Размышления старика были прерваны рёвом, на этот раз ещё более оглушительным, чем прежде. Значит, дракон вылез из пещеры и направляется к селению.
Крестьяне в ужасе кинулись прятаться — кто за ближние скалы, кто в лес. А перепуганные стражники поглядывали на Главные ворота, ожидая боярского приказа. Но ворота не открывались.
Панакуди сжимал в руке баночку с мазью и беззвучно шептал: «О небо! О громы небесные! Помогите доброму, умному юноше! Если есть в вас хоть капля милосердия, спасите его! Ради всех нас спасите! Сделайте шею его твёрже дерева, чтобы палачи не могли отсечь ему голову! Защитите панцирем его грудь, чтобы копья не могли пронзить её! Сделайте его резвее серны и напористей вепря, чтобы смог он избежать всех опасностей! Сделайте это, силы небесные, и я принесу вам в жертву трёх самых жирных своих баранов!»
Так молился дедушка Панакуди, пока дракон, не переставая реветь, полз к селению, пока стражники нетерпеливо поглядывали на Главные ворота в ожидании условного знака, а Сабота мчался к «Псовой зале» в развевающемся плаще боярского воина и с алебардой в руке.
Глава семнадцатая
Вперёд, вперёд, с алебардой в руке!
Когда пятеро воинов ворвались в залу, боярские псари — здоровенные, вооружённые железными крюками и палицами — сидели и распивали вино. Увидев незнакомых людей, они вскочили, чтобы остановить их.
— Прочь! Мы преследуем преступника! — вскричали воины. — Прочь с дороги!
«Дорога» представляла собой узкие мостки, проложенные через залу из одного конца в другой. Мостки были высокими, так что псы, даже подпрыгнув, не могли достать проходящих. В бессильной ярости они подгрызли деревянные опоры под мостками, и, когда там проходило больше двух человек, мостки раскачивались.
— Скажите тайное слово! — требовали псари.
— Смеют ли псари преграждать дорогу благородным боярским воинам, которые преследуют преступника? — крикнул Сабота и обрушил свою алебарду на голову одного из псарей.
Псари не остались в долгу: пырнули одного из воинов крючьями. Воины отступили, но ненадолго. Выставив копья, они снова ринулись вперёд и достигли середины мостков. Мостки прогибались, качались из стороны в сторону, но воины продолжали напирать. Затрещали деревянные опоры. Сабота понял, что если мостки рухнут, то даже перец не спасёт его.
«О небо, кажется, пришёл мой конец!» — подумал юноша, поднял кверху глаза и увидал, что над самой головой у него свисает с потолка толстый канат с крюком на конце. То был канат «Ста смертей»: боярские палачи подвешивали на том крюке осуждённых. Несчастные раскачивались, в одной пяди от них скалила клыки пёсья свора, и они прощались с жизнью не один раз, а сто, если не больше. Этого Сабота, конечно, не знал, но он мгновенно смекнул, что канат может спасти его. Подпрыгнув, ухватился за него, и в ту же минуту мостки под тяжестью дерущихся переломились и рухнули.
По душераздирающим воплям и громкому лаю Сабота понял, что внизу творится нечто страшное. Но и сам он раскачивался в опасной близости от разинутых собачьих пастей.

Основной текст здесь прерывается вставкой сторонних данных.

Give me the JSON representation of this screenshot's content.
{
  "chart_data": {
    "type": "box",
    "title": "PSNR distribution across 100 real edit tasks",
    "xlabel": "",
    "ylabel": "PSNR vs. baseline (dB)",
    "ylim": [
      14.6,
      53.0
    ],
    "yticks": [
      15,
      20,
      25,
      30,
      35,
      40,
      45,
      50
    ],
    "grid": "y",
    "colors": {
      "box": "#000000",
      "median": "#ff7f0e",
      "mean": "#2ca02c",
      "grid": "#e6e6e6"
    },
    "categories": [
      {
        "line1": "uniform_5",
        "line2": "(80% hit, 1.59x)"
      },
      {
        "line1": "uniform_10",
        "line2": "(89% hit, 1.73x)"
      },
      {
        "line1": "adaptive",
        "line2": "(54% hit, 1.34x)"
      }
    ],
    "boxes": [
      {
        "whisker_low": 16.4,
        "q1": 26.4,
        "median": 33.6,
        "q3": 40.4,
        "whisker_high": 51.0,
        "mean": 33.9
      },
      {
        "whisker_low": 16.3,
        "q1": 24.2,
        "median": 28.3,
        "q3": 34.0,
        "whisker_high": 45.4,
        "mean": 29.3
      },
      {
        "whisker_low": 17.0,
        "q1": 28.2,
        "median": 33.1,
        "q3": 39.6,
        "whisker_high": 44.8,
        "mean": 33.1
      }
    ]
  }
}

Свирепые псы, приученные гоняться за жертвами, подвешенными на канате, прыгали, пытаясь укусить Саботу. Один огромный пёс вцепился в его царвул и повис. Кто знает, что стало бы с юношей, если бы завязки царвула не лопнули. Это спасло Саботу. Но теперь канат раскачивался так сильно, что ещё немного — и юноша разбился бы о стену. В этот страшный миг смекалка вновь выручила его. Сабота сообразил, что, если раскачаться посильнее, можно спрыгнуть на той стороне пропасти.

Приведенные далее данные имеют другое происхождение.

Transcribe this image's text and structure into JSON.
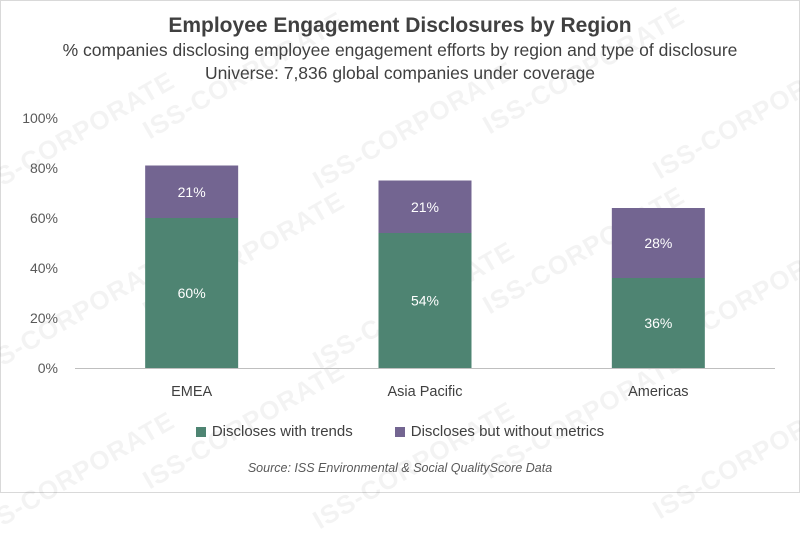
{
  "chart_data": {
    "type": "bar",
    "stacked": true,
    "title": "Employee Engagement Disclosures by Region",
    "subtitle": "% companies disclosing employee engagement efforts by region and type of disclosure",
    "subtitle2": "Universe: 7,836 global companies under coverage",
    "categories": [
      "EMEA",
      "Asia Pacific",
      "Americas"
    ],
    "series": [
      {
        "name": "Discloses with trends",
        "values": [
          60,
          54,
          36
        ],
        "labels": [
          "60%",
          "54%",
          "36%"
        ],
        "color": "#4e8472"
      },
      {
        "name": "Discloses but without metrics",
        "values": [
          21,
          21,
          28
        ],
        "labels": [
          "21%",
          "21%",
          "28%"
        ],
        "color": "#736591"
      }
    ],
    "ylim": [
      0,
      100
    ],
    "yticks": [
      0,
      20,
      40,
      60,
      80,
      100
    ],
    "ytick_labels": [
      "0%",
      "20%",
      "40%",
      "60%",
      "80%",
      "100%"
    ],
    "xlabel": "",
    "ylabel": "",
    "legend_position": "bottom",
    "grid": false,
    "source": "Source: ISS Environmental & Social QualityScore Data"
  },
  "watermark_text": "ISS-CORPORATE"
}
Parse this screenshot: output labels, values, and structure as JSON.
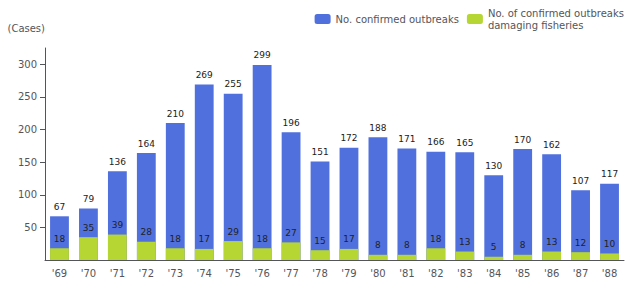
{
  "chart_data": {
    "type": "bar",
    "ylabel": "(Cases)",
    "categories": [
      "'69",
      "'70",
      "'71",
      "'72",
      "'73",
      "'74",
      "'75",
      "'76",
      "'77",
      "'78",
      "'79",
      "'80",
      "'81",
      "'82",
      "'83",
      "'84",
      "'85",
      "'86",
      "'87",
      "'88"
    ],
    "series": [
      {
        "name": "No. confirmed outbreaks",
        "values": [
          67,
          79,
          136,
          164,
          210,
          269,
          255,
          299,
          196,
          151,
          172,
          188,
          171,
          166,
          165,
          130,
          170,
          162,
          107,
          117
        ]
      },
      {
        "name": "No. of confirmed outbreaks\ndamaging fisheries",
        "values": [
          18,
          35,
          39,
          28,
          18,
          17,
          29,
          18,
          27,
          15,
          17,
          8,
          8,
          18,
          13,
          5,
          8,
          13,
          12,
          10
        ]
      }
    ],
    "ylim": [
      0,
      325
    ],
    "yticks": [
      50,
      100,
      150,
      200,
      250,
      300
    ],
    "grid": false,
    "legend": "upper right",
    "data_labels": true
  }
}
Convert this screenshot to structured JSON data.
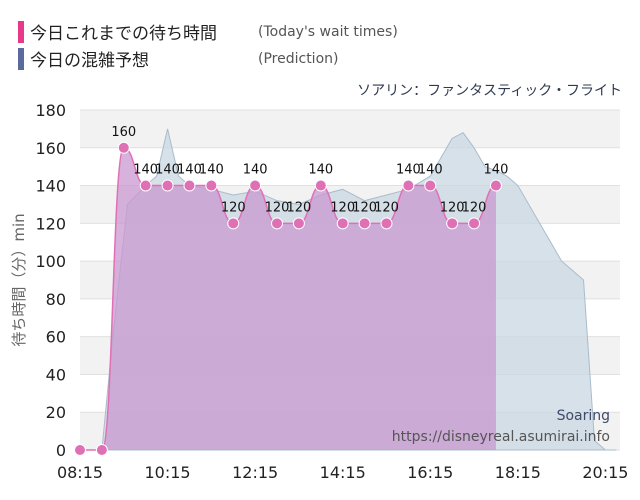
{
  "legend": {
    "items": [
      {
        "name": "今日これまでの待ち時間",
        "en": "(Today's wait times)",
        "color": "#e8388a"
      },
      {
        "name": "今日の混雑予想",
        "en": "(Prediction)",
        "color": "#5a6a9c"
      }
    ]
  },
  "subtitle": "ソアリン：ファンタスティック・フライト",
  "watermark": {
    "line1": "Soaring",
    "line2": "https://disneyreal.asumirai.info"
  },
  "colors": {
    "actual": "#e070b6",
    "actual_fill": "#c898d0",
    "prediction_fill": "#c9d7e2",
    "prediction_line": "#a9bccb"
  },
  "chart_data": {
    "type": "area",
    "title": "ソアリン：ファンタスティック・フライト",
    "ylabel": "待ち時間（分）min",
    "xlabel": "",
    "ylim": [
      0,
      180
    ],
    "yticks": [
      0,
      20,
      40,
      60,
      80,
      100,
      120,
      140,
      160,
      180
    ],
    "xticks": [
      "08:15",
      "10:15",
      "12:15",
      "14:15",
      "16:15",
      "18:15",
      "20:15"
    ],
    "grid": true,
    "legend_position": "top-left",
    "series": [
      {
        "name": "今日これまでの待ち時間",
        "x": [
          "08:15",
          "08:45",
          "09:15",
          "09:45",
          "10:15",
          "10:45",
          "11:15",
          "11:45",
          "12:15",
          "12:45",
          "13:15",
          "13:45",
          "14:15",
          "14:45",
          "15:15",
          "15:45",
          "16:15",
          "16:45",
          "17:15",
          "17:45"
        ],
        "values": [
          0,
          0,
          160,
          140,
          140,
          140,
          140,
          120,
          140,
          120,
          120,
          140,
          120,
          120,
          120,
          140,
          140,
          120,
          120,
          140
        ],
        "labels": [
          "",
          "",
          "160",
          "140",
          "140",
          "140",
          "140",
          "120",
          "140",
          "120",
          "120",
          "140",
          "120",
          "120",
          "120",
          "140",
          "140",
          "120",
          "120",
          "140"
        ]
      },
      {
        "name": "今日の混雑予想",
        "x": [
          "08:15",
          "08:45",
          "09:00",
          "09:20",
          "09:45",
          "10:00",
          "10:15",
          "10:30",
          "10:45",
          "11:15",
          "11:45",
          "12:15",
          "12:45",
          "13:15",
          "13:45",
          "14:15",
          "14:45",
          "15:15",
          "15:45",
          "16:15",
          "16:30",
          "16:45",
          "17:00",
          "17:15",
          "17:30",
          "17:45",
          "18:00",
          "18:15",
          "18:45",
          "19:15",
          "19:45",
          "20:00",
          "20:15",
          "20:30"
        ],
        "values": [
          0,
          0,
          60,
          130,
          140,
          145,
          170,
          145,
          140,
          138,
          135,
          137,
          132,
          130,
          135,
          138,
          132,
          135,
          138,
          145,
          155,
          165,
          168,
          160,
          150,
          148,
          145,
          140,
          120,
          100,
          90,
          5,
          0,
          0
        ]
      }
    ]
  }
}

Так он и сделал. Раскачался, полетел, выпустил канат и смело спрыгнул у ступеней следующей залы — она называлась «Змеиной».
Не оборачиваясь, взбежал он по ступеням и подошёл к двери.

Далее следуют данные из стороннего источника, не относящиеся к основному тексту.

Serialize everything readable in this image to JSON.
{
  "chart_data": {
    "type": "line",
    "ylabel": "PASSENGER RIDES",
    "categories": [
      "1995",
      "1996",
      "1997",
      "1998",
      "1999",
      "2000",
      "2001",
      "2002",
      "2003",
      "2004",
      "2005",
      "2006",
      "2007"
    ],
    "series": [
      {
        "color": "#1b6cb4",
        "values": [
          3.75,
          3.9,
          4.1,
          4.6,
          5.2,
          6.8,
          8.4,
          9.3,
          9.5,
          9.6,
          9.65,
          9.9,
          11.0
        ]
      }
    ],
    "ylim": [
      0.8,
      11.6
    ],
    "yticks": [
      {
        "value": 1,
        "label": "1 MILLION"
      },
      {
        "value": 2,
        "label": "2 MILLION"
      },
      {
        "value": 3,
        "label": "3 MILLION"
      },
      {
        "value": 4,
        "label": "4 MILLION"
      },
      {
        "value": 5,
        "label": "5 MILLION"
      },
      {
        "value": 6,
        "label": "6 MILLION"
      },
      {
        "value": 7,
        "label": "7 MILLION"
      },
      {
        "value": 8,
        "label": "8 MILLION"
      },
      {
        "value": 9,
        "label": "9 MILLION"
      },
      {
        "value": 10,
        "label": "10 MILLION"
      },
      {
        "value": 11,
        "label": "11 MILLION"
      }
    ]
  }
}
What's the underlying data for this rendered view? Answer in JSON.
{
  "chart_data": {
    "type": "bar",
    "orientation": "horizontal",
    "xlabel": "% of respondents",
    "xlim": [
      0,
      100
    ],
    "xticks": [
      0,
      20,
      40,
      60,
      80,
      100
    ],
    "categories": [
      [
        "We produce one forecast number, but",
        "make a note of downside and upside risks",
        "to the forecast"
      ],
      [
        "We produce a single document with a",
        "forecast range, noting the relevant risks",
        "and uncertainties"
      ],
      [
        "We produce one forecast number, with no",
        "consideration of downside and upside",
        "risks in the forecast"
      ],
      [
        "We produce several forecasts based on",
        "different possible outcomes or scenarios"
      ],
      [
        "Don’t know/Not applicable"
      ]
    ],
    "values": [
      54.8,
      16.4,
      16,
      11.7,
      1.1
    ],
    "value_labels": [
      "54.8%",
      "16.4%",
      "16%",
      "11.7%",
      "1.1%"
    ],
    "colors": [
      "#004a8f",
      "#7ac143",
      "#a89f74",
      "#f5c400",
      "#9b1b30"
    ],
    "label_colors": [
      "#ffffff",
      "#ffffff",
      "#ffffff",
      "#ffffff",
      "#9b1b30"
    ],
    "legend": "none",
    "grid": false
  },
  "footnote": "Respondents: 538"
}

— Посланец боярина! Откройте! — закричал он, стараясь придать голосу внушительность, и заколотил кулаком в дверь.
Одна из створок медленно приоткрылась, в щели показалась голова и необыкновенно толстая шея. Это был укротитель змей.
— Знак! — произнёс укротитель.
— Вот он! — Сабота снова сунул руку в свою торбу, и не успел тот понять, что происходит, как в лицо ему полетела пригоршня горького перца. Укротитель взвыл, но Сабота ударил его обухом алебарды, и он упал навзничь у раскрытой двери.